Beer in Czechoslovakia in the 1980s (part two)

Time for another instalment of 1980s socialist nostalgia.

In this period Czechoslovakia had the best overall beer quality of anywhere I've ever been. I never came across a beer which wasn't of at least a decent standard. Even the stuff I wasn't that keen on - such as Staropramen - was still perfectly acceptable.

Something which never seems to get mentioned nowadays is the serving method. People go on about crap like "mlíko" pours - something I never came across in the 1980s and which I suspect was just made up recently. But not the reason why Czech beer was so drinkable: air pressure. Rather than CO2, air pressure was used to pump up beer from the celaar. Much like tall fonts in Scotland. The resulting half litre had a wonderful creamy head, but wasn't overly fizzy. Being more like beer served through a sparkler in texture. Why does no-one lament the loss of this wonderful practice?

In recent years, breweries have been built as standard projects in Slovakia with an annual output of around 750,000 hectolitres, in Hurbanovo or in Banska Bystrica. This is intended to relieve the burden on breweries in the homeland of beer, Bohemia, and to generally improve quality. In the "U Kalicha", where Schwejk wanted to meet with the sapper Vodicka "at six o'clock after the war", there is now Pilsner Urquell, and this Prague restaurant is just as much a tourist attraction as "U Fleku" in Kremencova Street, where beer was brewed 33 years before Columbus discovered America.
"Rund ums Bier" by Emil Ulischberger, Leipzig, 1986, page 55.

The brewing industry was relatively undevelopped in Slovakia, which is why large new breweries were built there.

Here's a confession: despite having read Švejk in the original Czech, I've never been in U Kalicha. Too touristy, even in the 1980s. I preferred the more basic type of Czech pub. Ones in the third or fourth category in the official way of classifying pubs. The type of place that only sold 10º beer.

Of the 1,500 beer bars in Prague, however, “U Fleku” is one of the best known because, as I said, they not only serve beer here, they also brew it. The famous 13-degree dark lager has been available here since 1840 in the large beer garden and in the many stylish rooms decorated by Czech artists. The rooms have their own names, such as Jitrnice (liver sausage), Redakce (editorial office), Academy, V kufru (In a suitcase), Chmelnice (hop garden). However, there is an inimitable atmosphere in all rooms, and workers, craftsmen, writers, artists and scientists have always sat together at the beer table in cheerful and contemplative conversation, stimulated by the tasty dark beer.
"Rund ums Bier" by Emil Ulischberger, Leipzig, 1986, page 55.
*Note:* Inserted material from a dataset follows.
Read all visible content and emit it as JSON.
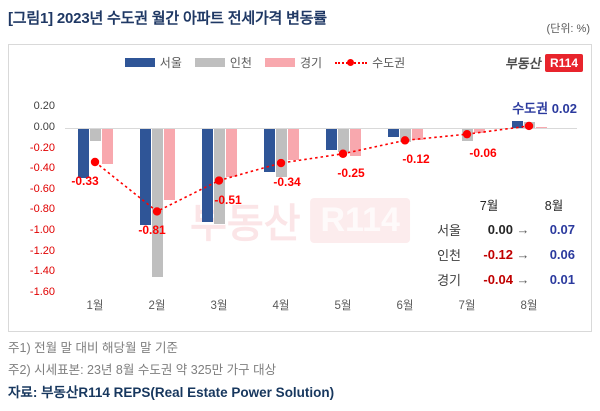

U Fleku, on the other hand, was a wonderful place. Not totally swamped with tourists and genuinely having all walks of society clumped together along its long tables. And home to a magnificent dark Lager. The beer - at least the last time I was ther emore than ten years ago - was still excellent. The atmosphere, not so much so.

These are specialties in the CSSR that are often recommended to visitors, because beer drinkers quickly agree on where a good beer flows from the tap.

By the way, beer from the CSSR is served in 80 countries around the world. Recently, for tropical zones (and not only for these), beer is available in cans with “Budvar” and a “golden pheasant” on the label.

In addition to “Urquell”, it is above all “Budvar” and “Crystal” from České Budějovice, the Prague “Staropramen” and the dark Pilsner lager “Diplomat” that have a good name all over the world and are witnesses to the art of Bohemian brewing. Over 1,250,000 hectolitres of Czechoslovak beer flow in a never-ending stream all over the world - to the delight of beer connoisseurs and beer drinkers!
"Rund ums Bier" by Emil Ulischberger, Leipzig, 1986, page 55.

Currently, Czechia exports considerably more than Czechoslovakia did in the 1980s. Over 5 million hectolitres.